PAM’s licence to thrill – NHS England blog post from Professor Alf Collins

July 11, 2016

PAM’s licence to thrill – NHS England blog post from Professor Alf Collins

NHS England’s National Clinical Advisor for the Personalisation and Choice Group delights in today’s announcement that 37 sites, including Integrated Personal Commissioning sites, will receive Patient Activation Measure licences:

How engaged are people in managing their health and care?…was the title of a Health Foundation publication in 2005.
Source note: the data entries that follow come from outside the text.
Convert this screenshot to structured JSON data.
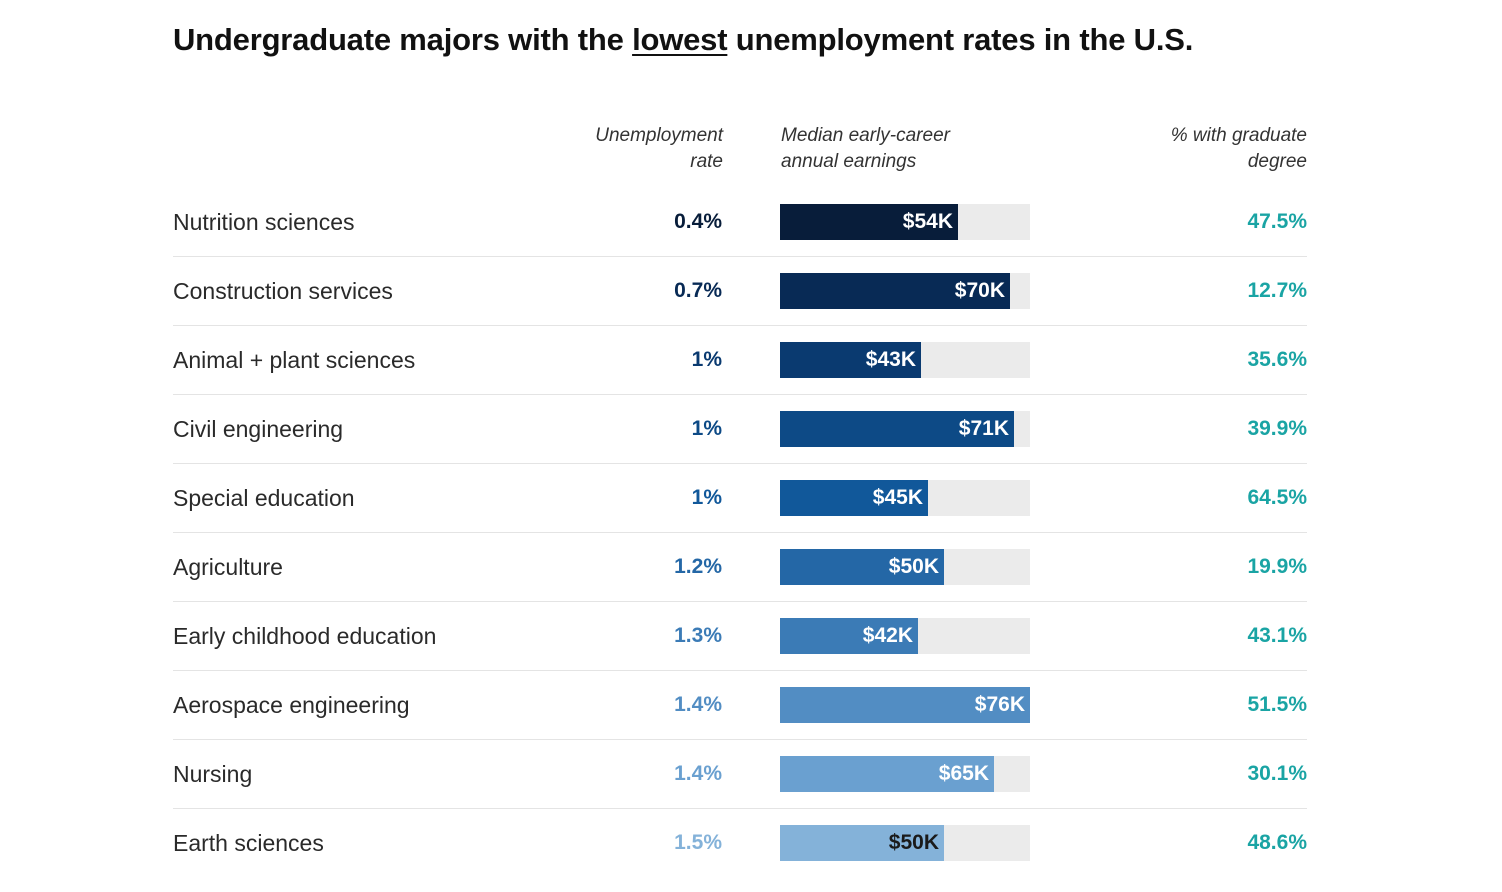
{
  "title": {
    "before": "Undergraduate majors with the ",
    "emphasis": "lowest",
    "after": " unemployment rates in the U.S."
  },
  "headers": {
    "unemployment": [
      "Unemployment",
      "rate"
    ],
    "earnings": [
      "Median early-career",
      "annual earnings"
    ],
    "graduate": [
      "% with graduate",
      "degree"
    ]
  },
  "colors": {
    "grad_text": "#1aa4a4",
    "bar_track": "#ebebeb",
    "row_palette": [
      "#081d3a",
      "#082a55",
      "#0a3a70",
      "#0d4a86",
      "#11589a",
      "#2467a6",
      "#3b7bb6",
      "#528dc3",
      "#6aa0d0",
      "#84b2d9"
    ],
    "earnings_label_light": "#ffffff",
    "earnings_label_dark": "#1a1a1a"
  },
  "chart_data": {
    "type": "table",
    "title": "Undergraduate majors with the lowest unemployment rates in the U.S.",
    "columns": [
      "Unemployment rate",
      "Median early-career annual earnings",
      "% with graduate degree"
    ],
    "earnings_axis_max": 76,
    "rows": [
      {
        "major": "Nutrition sciences",
        "unemployment": "0.4%",
        "earnings": 54,
        "earnings_label": "$54K",
        "graduate": "47.5%"
      },
      {
        "major": "Construction services",
        "unemployment": "0.7%",
        "earnings": 70,
        "earnings_label": "$70K",
        "graduate": "12.7%"
      },
      {
        "major": "Animal + plant sciences",
        "unemployment": "1%",
        "earnings": 43,
        "earnings_label": "$43K",
        "graduate": "35.6%"
      },
      {
        "major": "Civil engineering",
        "unemployment": "1%",
        "earnings": 71,
        "earnings_label": "$71K",
        "graduate": "39.9%"
      },
      {
        "major": "Special education",
        "unemployment": "1%",
        "earnings": 45,
        "earnings_label": "$45K",
        "graduate": "64.5%"
      },
      {
        "major": "Agriculture",
        "unemployment": "1.2%",
        "earnings": 50,
        "earnings_label": "$50K",
        "graduate": "19.9%"
      },
      {
        "major": "Early childhood education",
        "unemployment": "1.3%",
        "earnings": 42,
        "earnings_label": "$42K",
        "graduate": "43.1%"
      },
      {
        "major": "Aerospace engineering",
        "unemployment": "1.4%",
        "earnings": 76,
        "earnings_label": "$76K",
        "graduate": "51.5%"
      },
      {
        "major": "Nursing",
        "unemployment": "1.4%",
        "earnings": 65,
        "earnings_label": "$65K",
        "graduate": "30.1%"
      },
      {
        "major": "Earth sciences",
        "unemployment": "1.5%",
        "earnings": 50,
        "earnings_label": "$50K",
        "graduate": "48.6%"
      }
    ]
  }
}
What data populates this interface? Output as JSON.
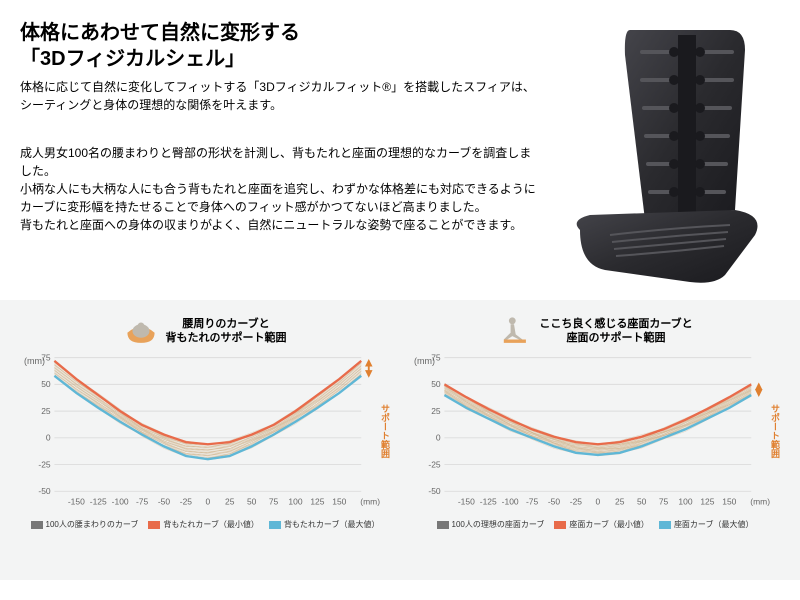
{
  "title_line1": "体格にあわせて自然に変形する",
  "title_line2": "「3Dフィジカルシェル」",
  "lead_text": "体格に応じて自然に変化してフィットする「3Dフィジカルフィット®」を搭載したスフィアは、シーティングと身体の理想的な関係を叶えます。",
  "body_text": "成人男女100名の腰まわりと臀部の形状を計測し、背もたれと座面の理想的なカーブを調査しました。\n小柄な人にも大柄な人にも合う背もたれと座面を追究し、わずかな体格差にも対応できるようにカーブに変形幅を持たせることで身体へのフィット感がかつてないほど高まりました。\n背もたれと座面への身体の収まりがよく、自然にニュートラルな姿勢で座ることができます。",
  "product_shell": {
    "fill_color": "#2a2a2e",
    "highlight_color": "#55555a"
  },
  "charts": {
    "background_color": "#f3f4f4",
    "axis_color": "#bfbfbf",
    "grid_color": "#dcdcdc",
    "tick_fontsize": 9,
    "y_unit": "(mm)",
    "x_unit": "(mm)",
    "ylim": [
      -50,
      75
    ],
    "yticks": [
      -50,
      -25,
      0,
      25,
      50,
      75
    ],
    "xlim": [
      -175,
      175
    ],
    "xticks": [
      -150,
      -125,
      -100,
      -75,
      -50,
      -25,
      0,
      25,
      50,
      75,
      100,
      125,
      150
    ],
    "support_label": "サポート範囲",
    "support_arrow_color": "#e08030",
    "left": {
      "header_line1": "腰周りのカーブと",
      "header_line2": "背もたれのサポート範囲",
      "icon_type": "top-view",
      "icon_body_color": "#bfb9ae",
      "icon_seat_color": "#e8a25a",
      "crowd_color": "#c9a77a",
      "min_curve_color": "#e86b4a",
      "max_curve_color": "#5fb7d6",
      "min_curve": [
        [
          -175,
          72
        ],
        [
          -150,
          55
        ],
        [
          -125,
          40
        ],
        [
          -100,
          25
        ],
        [
          -75,
          12
        ],
        [
          -50,
          3
        ],
        [
          -25,
          -4
        ],
        [
          0,
          -6
        ],
        [
          25,
          -4
        ],
        [
          50,
          3
        ],
        [
          75,
          12
        ],
        [
          100,
          25
        ],
        [
          125,
          40
        ],
        [
          150,
          55
        ],
        [
          175,
          72
        ]
      ],
      "max_curve": [
        [
          -175,
          58
        ],
        [
          -150,
          42
        ],
        [
          -125,
          28
        ],
        [
          -100,
          15
        ],
        [
          -75,
          3
        ],
        [
          -50,
          -8
        ],
        [
          -25,
          -17
        ],
        [
          0,
          -20
        ],
        [
          25,
          -17
        ],
        [
          50,
          -8
        ],
        [
          75,
          3
        ],
        [
          100,
          15
        ],
        [
          125,
          28
        ],
        [
          150,
          42
        ],
        [
          175,
          58
        ]
      ],
      "legend": [
        {
          "label": "100人の腰まわりのカーブ",
          "color": "#777777"
        },
        {
          "label": "背もたれカーブ（最小値）",
          "color": "#e86b4a"
        },
        {
          "label": "背もたれカーブ（最大値）",
          "color": "#5fb7d6"
        }
      ]
    },
    "right": {
      "header_line1": "ここち良く感じる座面カーブと",
      "header_line2": "座面のサポート範囲",
      "icon_type": "side-view",
      "icon_body_color": "#bfb9ae",
      "icon_seat_color": "#e8a25a",
      "crowd_color": "#c9a77a",
      "min_curve_color": "#e86b4a",
      "max_curve_color": "#5fb7d6",
      "min_curve": [
        [
          -175,
          50
        ],
        [
          -150,
          38
        ],
        [
          -125,
          27
        ],
        [
          -100,
          17
        ],
        [
          -75,
          8
        ],
        [
          -50,
          1
        ],
        [
          -25,
          -4
        ],
        [
          0,
          -6
        ],
        [
          25,
          -4
        ],
        [
          50,
          1
        ],
        [
          75,
          8
        ],
        [
          100,
          17
        ],
        [
          125,
          27
        ],
        [
          150,
          38
        ],
        [
          175,
          50
        ]
      ],
      "max_curve": [
        [
          -175,
          40
        ],
        [
          -150,
          28
        ],
        [
          -125,
          18
        ],
        [
          -100,
          8
        ],
        [
          -75,
          0
        ],
        [
          -50,
          -8
        ],
        [
          -25,
          -14
        ],
        [
          0,
          -16
        ],
        [
          25,
          -14
        ],
        [
          50,
          -8
        ],
        [
          75,
          0
        ],
        [
          100,
          8
        ],
        [
          125,
          18
        ],
        [
          150,
          28
        ],
        [
          175,
          40
        ]
      ],
      "legend": [
        {
          "label": "100人の理想の座面カーブ",
          "color": "#777777"
        },
        {
          "label": "座面カーブ（最小値）",
          "color": "#e86b4a"
        },
        {
          "label": "座面カーブ（最大値）",
          "color": "#5fb7d6"
        }
      ]
    }
  }
}
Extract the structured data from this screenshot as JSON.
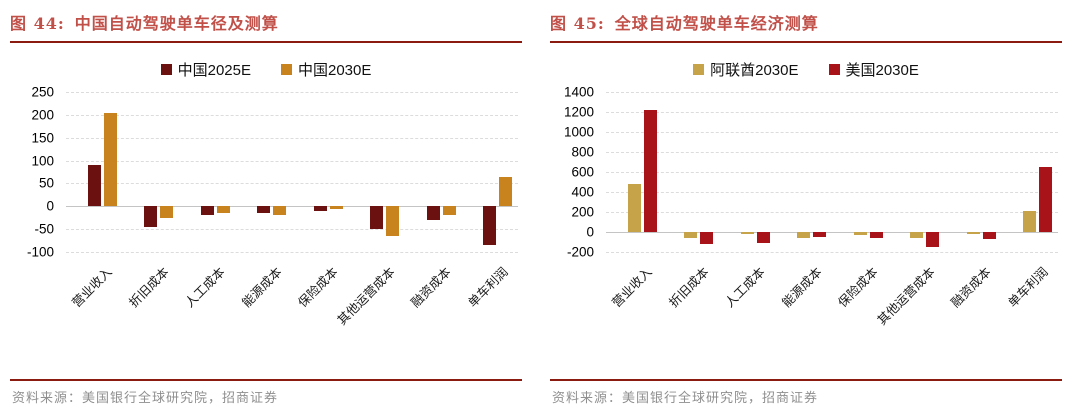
{
  "colors": {
    "title_red": "#C15049",
    "rule_dark_red": "#8B1A10",
    "china_2025": "#6B1210",
    "china_2030": "#C8831F",
    "uae_2030": "#C6A348",
    "us_2030": "#A8131A",
    "gridline": "#DCDCDC",
    "source_gray": "#8F8F8F"
  },
  "panels": [
    {
      "figure_label": "图 44:",
      "title": "中国自动驾驶单车径及测算",
      "source_prefix": "资料来源：",
      "source_text": "美国银行全球研究院，招商证券"
    },
    {
      "figure_label": "图 45:",
      "title": "全球自动驾驶单车经济测算",
      "source_prefix": "资料来源：",
      "source_text": "美国银行全球研究院，招商证券"
    }
  ],
  "chart_data": [
    {
      "type": "bar",
      "title": "中国自动驾驶单车径及测算",
      "categories": [
        "营业收入",
        "折旧成本",
        "人工成本",
        "能源成本",
        "保险成本",
        "其他运营成本",
        "融资成本",
        "单车利润"
      ],
      "series": [
        {
          "name": "中国2025E",
          "color": "#6B1210",
          "values": [
            90,
            -45,
            -20,
            -15,
            -10,
            -50,
            -30,
            -85
          ]
        },
        {
          "name": "中国2030E",
          "color": "#C8831F",
          "values": [
            205,
            -25,
            -15,
            -20,
            -5,
            -65,
            -20,
            65
          ]
        }
      ],
      "ylim": [
        -100,
        250
      ],
      "yticks": [
        250,
        200,
        150,
        100,
        50,
        0,
        -50,
        -100
      ],
      "grid": true,
      "legend_position": "top"
    },
    {
      "type": "bar",
      "title": "全球自动驾驶单车经济测算",
      "categories": [
        "营业收入",
        "折旧成本",
        "人工成本",
        "能源成本",
        "保险成本",
        "其他运营成本",
        "融资成本",
        "单车利润"
      ],
      "series": [
        {
          "name": "阿联酋2030E",
          "color": "#C6A348",
          "values": [
            480,
            -55,
            -10,
            -55,
            -25,
            -55,
            -20,
            210
          ]
        },
        {
          "name": "美国2030E",
          "color": "#A8131A",
          "values": [
            1220,
            -115,
            -105,
            -45,
            -55,
            -150,
            -70,
            650
          ]
        }
      ],
      "ylim": [
        -200,
        1400
      ],
      "yticks": [
        1400,
        1200,
        1000,
        800,
        600,
        400,
        200,
        0,
        -200
      ],
      "grid": true,
      "legend_position": "top"
    }
  ]
}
This followed from Sir Derek Wanless’ 2002 report for Gordon Brown – who was then at the Treasury – that the very survival of the NHS depended on people being ‘fully engaged’ in managing their own health and care.

Subsequent to this landmark paper, a number of influential commentators including Chris Ham (now at The Kings Fund) and David Colin Thome (at the time a GP in Cheshire) went to America and saw how health management organisations were adopting evidence-based systems to rise to the challenge of long-term conditions.

Many were using the ‘chronic care model’ which had been developed in Seattle, and it seemed to work. On this basis, the model was adapted and introduced into the UK, and it became official UK policy in 2006 for people to be supported to manage their own health and wellbeing, that is, supported to self-care, and to be ‘fully engaged’.

So, what demonstrable progress have we made over the last 10 years?

Well, Chapter Two of the Five Year Forward View reiterated the Wanless challenge, but to be perfectly honest, we don’t know about progress because we haven’t had a national metric to track patient engagement. So let’s go back to that Health Foundation paper which looked at how engaged people were in 2005.

In that paper, the authors used a (then) new measure called the Patient Activation Measure. We now understand this to be the best measure of ‘how engaged’ people are in managing their health, if they live with long-term medical conditions. In 2005, the authors showed that around a third of our population have low or very low levels of engagement, in other words, low levels of knowledge, skills and confidence to manage their health. Because of this, there is a tendency for them to develop more and more long-term conditions, a worsening quality of life and for them to cost more than those who are more engaged.